B. Le rassemblement de la dispersion 

De prime abord, il y a incompatibilité entre ces deux termes. Incompatibilité d’humeur pourrait-on dire mais surtout d’ordre ecclésiologique. Le premier renvoie une image du passé, le second illustre la réalité actuelle du religieux. Comment alors les réinterpréter et les conjuguer dans la vie d’une paroisse, nouvelle ? Le rassemblement n’est plus le critère permettant l’évaluation de la vitalité des communautés actuelles. Dans la « paroisse éclatée », il n’a plus la place qui fut la sienne dans le « paroisse des voisins ». Le rassemblement n’est plus la mesure d’authenticité pour l’Eglise locale. Une longue tradition dans le catholicisme a fait du rassemblement le modèle ecclésial par excellence, celui ci n’a aucun caractère normatif malgré la place qu’il occupe dans l’Eglise. Il correspond à un temps donné, que certains pourraient qualifier de glorieux et fut trop longtemps considéré comme une clef de lecture et la règle de l’édification de celle ci.

Aujourd’hui, une autre clef s’impose : la dispersion, comme outil d’analyse et de compréhension adapté à la situation. On peut être tenté, en se référant à la Bible, d’en faire une forme nouvelle d’Eglise et de la substituer à l’ancienne. Mais théologiquement parlant, ce serait manquer d’une réflexion pour mettre en rapport la signification du rassemblement dont l’Eglise peut encore offrir des figures provisoires et la vocation d’être disséminés qui incombe à chaque communauté. La juxtaposition des deux termes, l’usage conjoint du rassemblement et de la dispersion implique une tension et suggère un mouvement qui caractérise mieux la vie chrétienne.

Dans la paroisse nouvelle, l’orientation des grands rassemblements semble tenir compte de la dispersion des personnes et des communautés. La signification profonde qu’ils revêtent est la réunion des hommes et des femmes aussi différents soient-ils. Dès lors, éloignés de mille manières, géographiquement, sociologiquement, par choix, ils se retrouvent réunis par anticipation d’un monde à venir. Dans la paroisse éclatée, les mots « communion » et « solidarité » prennent plus de poids que ceux « d’unanimité » ou encore « unité ».

Cette compréhension du rassemblement valorise la double expérience que font chaque jour les chrétiens dispersés. Du point de vue sociologique, si le rassemblement ne nivelle pas, il devient possible que la diversité soit mise en évidence comme une pluralité d’approches.
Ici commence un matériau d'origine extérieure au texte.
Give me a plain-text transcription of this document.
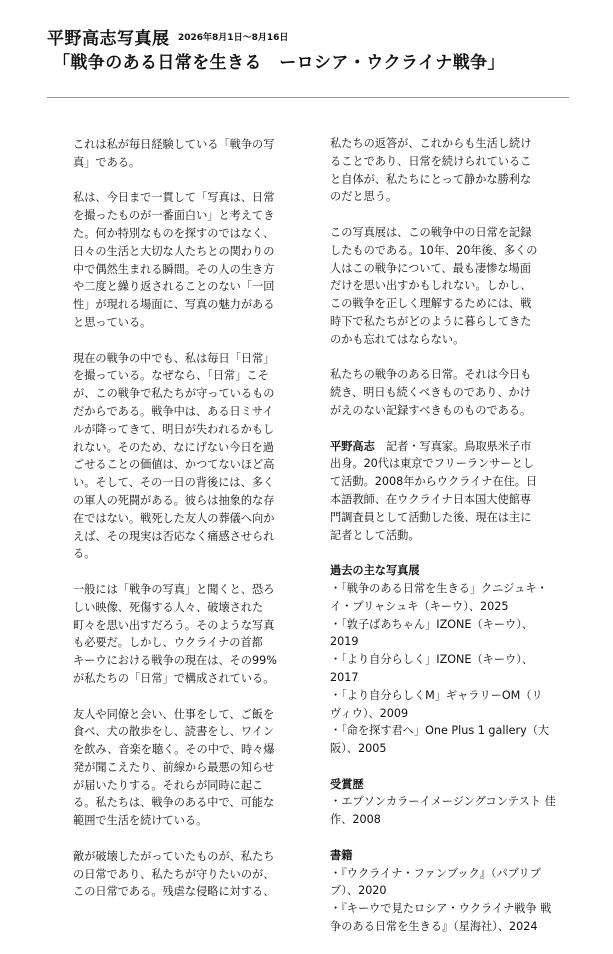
平野高志写真展 2026年8月1日〜8月16日
「戦争のある日常を生きる　ーロシア・ウクライナ戦争」

これは私が毎日経験している「戦争の写
真」である。

私は、今日まで一貫して「写真は、日常
を撮ったものが一番面白い」と考えてき
た。何か特別なものを探すのではなく、
日々の生活と大切な人たちとの関わりの
中で偶然生まれる瞬間。その人の生き方
や二度と繰り返されることのない「一回
性」が現れる場面に、写真の魅力がある
と思っている。

現在の戦争の中でも、私は毎日「日常」
を撮っている。なぜなら、「日常」こそ
が、この戦争で私たちが守っているもの
だからである。戦争中は、ある日ミサイ
ルが降ってきて、明日が失われるかもし
れない。そのため、なにげない今日を過
ごせることの価値は、かつてないほど高
い。そして、その一日の背後には、多く
の軍人の死闘がある。彼らは抽象的な存
在ではない。戦死した友人の葬儀へ向か
えば、その現実は否応なく痛感させられ
る。

一般には「戦争の写真」と聞くと、恐ろ
しい映像、死傷する人々、破壊された
町々を思い出すだろう。そのような写真
も必要だ。しかし、ウクライナの首都
キーウにおける戦争の現在は、その99%
が私たちの「日常」で構成されている。

友人や同僚と会い、仕事をして、ご飯を
食べ、犬の散歩をし、読書をし、ワイン
を飲み、音楽を聴く。その中で、時々爆
発が聞こえたり、前線から最悪の知らせ
が届いたりする。それらが同時に起こ
る。私たちは、戦争のある中で、可能な
範囲で生活を続けている。

敵が破壊したがっていたものが、私たち
の日常であり、私たちが守りたいのが、
この日常である。残虐な侵略に対する、

私たちの返答が、これからも生活し続け
ることであり、日常を続けられているこ
と自体が、私たちにとって静かな勝利な
のだと思う。

この写真展は、この戦争中の日常を記録
したものである。10年、20年後、多くの
人はこの戦争について、最も凄惨な場面
だけを思い出すかもしれない。しかし、
この戦争を正しく理解するためには、戦
時下で私たちがどのように暮らしてきた
のかも忘れてはならない。

私たちの戦争のある日常。それは今日も
続き、明日も続くべきものであり、かけ
がえのない記録すべきものものである。

平野高志　記者・写真家。鳥取県米子市
出身。20代は東京でフリーランサーとし
て活動。2008年からウクライナ在住。日
本語教師、在ウクライナ日本国大使館専
門調査員として活動した後、現在は主に
記者として活動。

過去の主な写真展

・「戦争のある日常を生きる」クニジュキ・
イ・プリャシュキ（キーウ）、2025

・「敦子ばあちゃん」IZONE（キーウ）、
2019

・「より自分らしく」IZONE（キーウ）、
2017

・「より自分らしくM」ギャラリーOM（リ
ヴィウ）、2009

・「命を探す君へ」One Plus 1 gallery（大
阪）、2005

受賞歴

・エプソンカラーイメージングコンテスト 佳
作、2008

書籍

・『ウクライナ・ファンブック』（パブリブ
ブ）、2020

・『キーウで見たロシア・ウクライナ戦争 戦
争のある日常を生きる』（星海社）、2024
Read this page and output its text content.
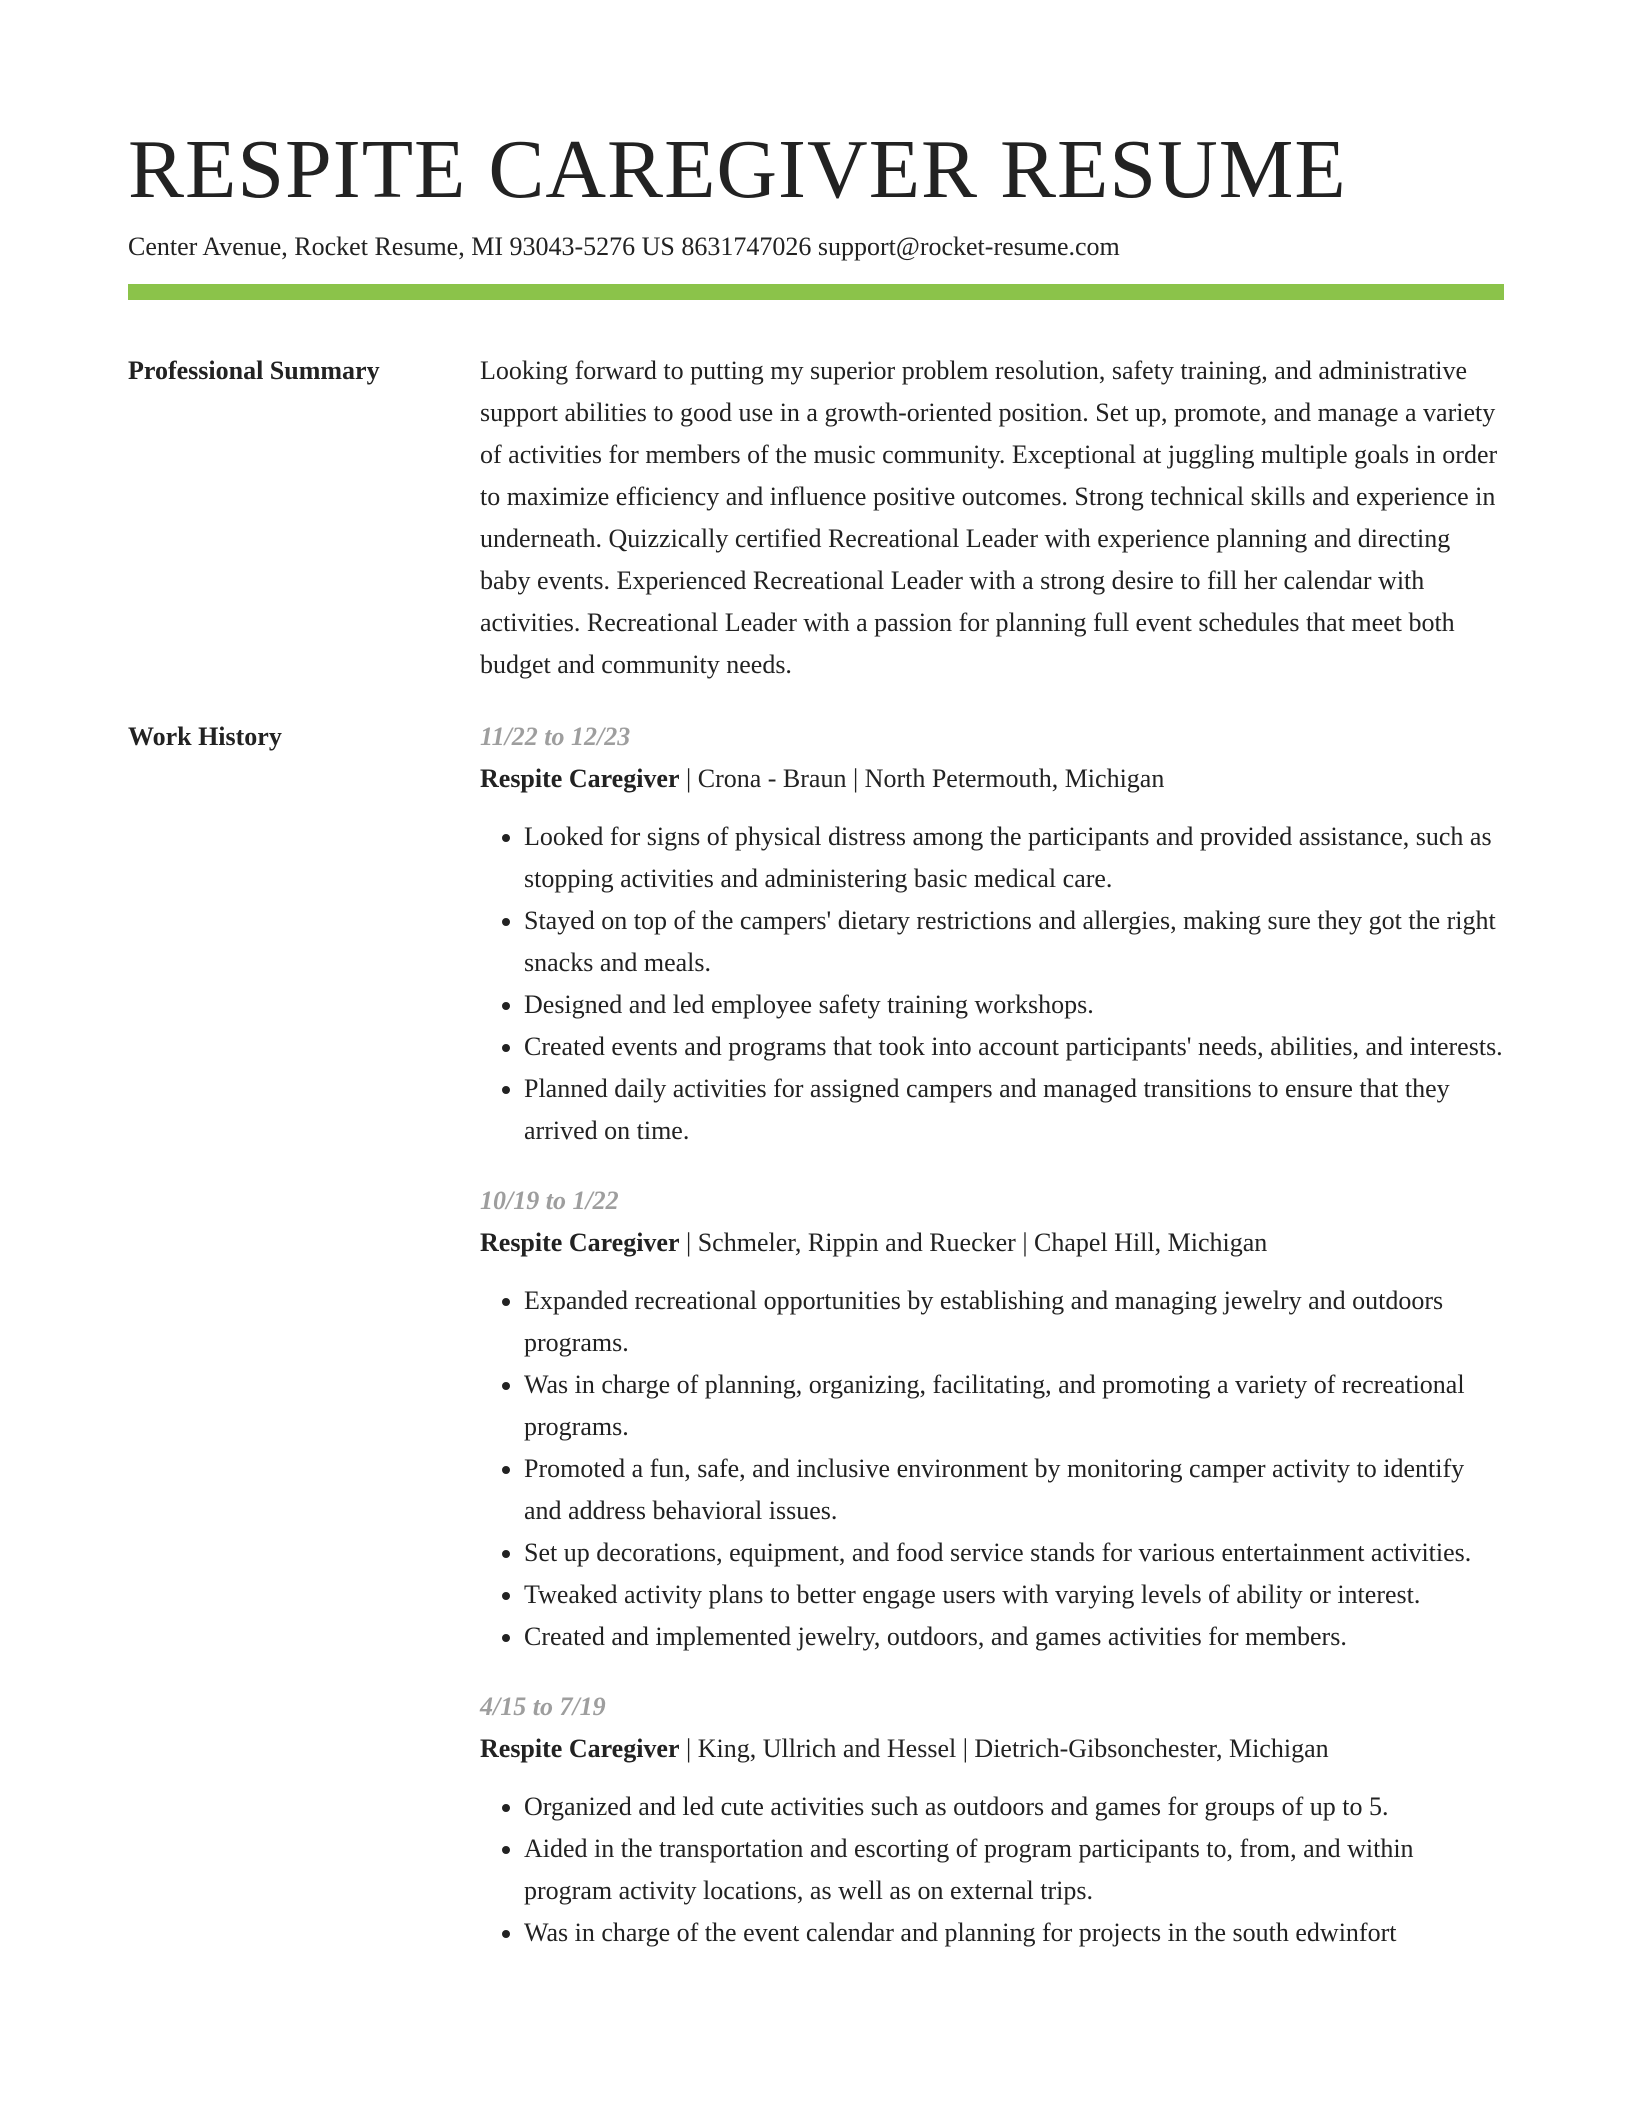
RESPITE CAREGIVER RESUME
Center Avenue, Rocket Resume, MI 93043-5276 US 8631747026 support@rocket-resume.com
Professional Summary	Looking forward to putting my superior problem resolution, safety training, and administrative support abilities to good use in a growth-oriented position. Set up, promote, and manage a variety of activities for members of the music community. Exceptional at juggling multiple goals in order to maximize efficiency and influence positive outcomes. Strong technical skills and experience in underneath. Quizzically certified Recreational Leader with experience planning and directing baby events. Experienced Recreational Leader with a strong desire to fill her calendar with activities. Recreational Leader with a passion for planning full event schedules that meet both budget and community needs.

Work History	11/22 to 12/23
Respite Caregiver | Crona - Braun | North Petermouth, Michigan
• Looked for signs of physical distress among the participants and provided assistance, such as stopping activities and administering basic medical care.
• Stayed on top of the campers' dietary restrictions and allergies, making sure they got the right snacks and meals.
• Designed and led employee safety training workshops.
• Created events and programs that took into account participants' needs, abilities, and interests.
• Planned daily activities for assigned campers and managed transitions to ensure that they arrived on time.
10/19 to 1/22
Respite Caregiver | Schmeler, Rippin and Ruecker | Chapel Hill, Michigan
• Expanded recreational opportunities by establishing and managing jewelry and outdoors programs.
• Was in charge of planning, organizing, facilitating, and promoting a variety of recreational programs.
• Promoted a fun, safe, and inclusive environment by monitoring camper activity to identify and address behavioral issues.
• Set up decorations, equipment, and food service stands for various entertainment activities.
• Tweaked activity plans to better engage users with varying levels of ability or interest.
• Created and implemented jewelry, outdoors, and games activities for members.
4/15 to 7/19
Respite Caregiver | King, Ullrich and Hessel | Dietrich-Gibsonchester, Michigan
• Organized and led cute activities such as outdoors and games for groups of up to 5.
• Aided in the transportation and escorting of program participants to, from, and within program activity locations, as well as on external trips.
• Was in charge of the event calendar and planning for projects in the south edwinfort
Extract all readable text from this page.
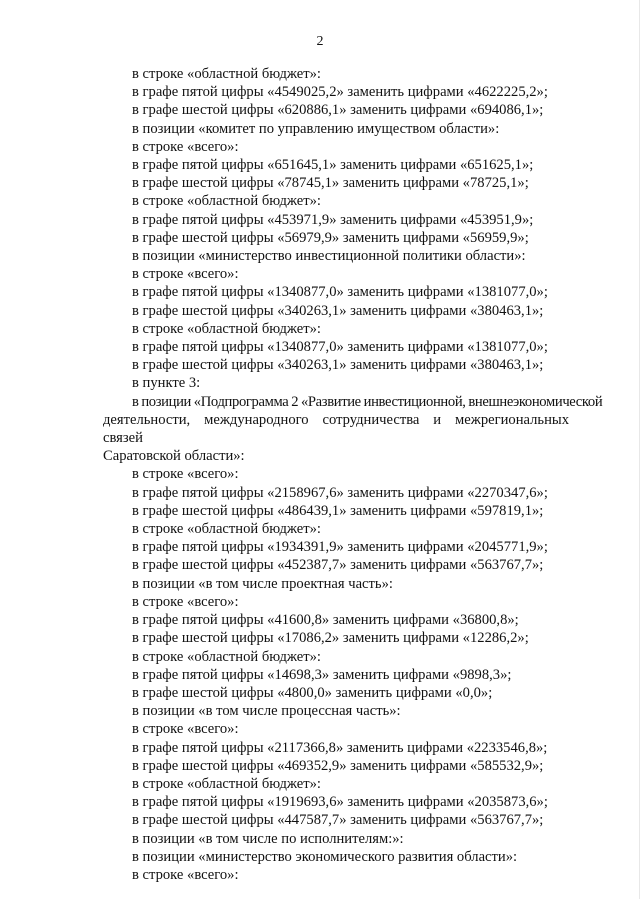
2
в строке «областной бюджет»:
в графе пятой цифры «4549025,2» заменить цифрами «4622225,2»;
в графе шестой цифры «620886,1» заменить цифрами «694086,1»;
в позиции «комитет по управлению имуществом области»:
в строке «всего»:
в графе пятой цифры «651645,1» заменить цифрами «651625,1»;
в графе шестой цифры «78745,1» заменить цифрами «78725,1»;
в строке «областной бюджет»:
в графе пятой цифры «453971,9» заменить цифрами «453951,9»;
в графе шестой цифры «56979,9» заменить цифрами «56959,9»;
в позиции «министерство инвестиционной политики области»:
в строке «всего»:
в графе пятой цифры «1340877,0» заменить цифрами «1381077,0»;
в графе шестой цифры «340263,1» заменить цифрами «380463,1»;
в строке «областной бюджет»:
в графе пятой цифры «1340877,0» заменить цифрами «1381077,0»;
в графе шестой цифры «340263,1» заменить цифрами «380463,1»;
в пункте 3:
в позиции «Подпрограмма 2 «Развитие инвестиционной, внешнеэкономической
деятельности, международного сотрудничества и межрегиональных связей
Саратовской области»:
в строке «всего»:
в графе пятой цифры «2158967,6» заменить цифрами «2270347,6»;
в графе шестой цифры «486439,1» заменить цифрами «597819,1»;
в строке «областной бюджет»:
в графе пятой цифры «1934391,9» заменить цифрами «2045771,9»;
в графе шестой цифры «452387,7» заменить цифрами «563767,7»;
в позиции «в том числе проектная часть»:
в строке «всего»:
в графе пятой цифры «41600,8» заменить цифрами «36800,8»;
в графе шестой цифры «17086,2» заменить цифрами «12286,2»;
в строке «областной бюджет»:
в графе пятой цифры «14698,3» заменить цифрами «9898,3»;
в графе шестой цифры «4800,0» заменить цифрами «0,0»;
в позиции «в том числе процессная часть»:
в строке «всего»:
в графе пятой цифры «2117366,8» заменить цифрами «2233546,8»;
в графе шестой цифры «469352,9» заменить цифрами «585532,9»;
в строке «областной бюджет»:
в графе пятой цифры «1919693,6» заменить цифрами «2035873,6»;
в графе шестой цифры «447587,7» заменить цифрами «563767,7»;
в позиции «в том числе по исполнителям:»:
в позиции «министерство экономического развития области»:
в строке «всего»:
C’est aussi avec sa propre différence que chacun a la responsabilité de s’approprier l’Evangile et d’en partager la compréhension dans la situation des uns et des autres – il en va de même pour tout texte, courant, idéologie … D’autre part, l’expérience de la dispersion est éclairée comme dissémination. C’est une responsabilité et un envoi, les rassemblements devant des soutiens mutuels et une promesse.

C’est en ce sens que la réinterprétation du rapport entre le rassemblement et la dispersion devient une tâche essentielle de la paroisse nouvelle. Il ne s’agit pas de deux situations opposables, l’une ecclésiale et heureuse, l’autre individuelle et douloureuse. Elles sont inséparables l’une de l’autre comme deux moments du mouvement même de la vie de la communauté et en communauté. Mais aujourd’hui, l’accent sera mis sur la dispersion comme vecteur d’une tension.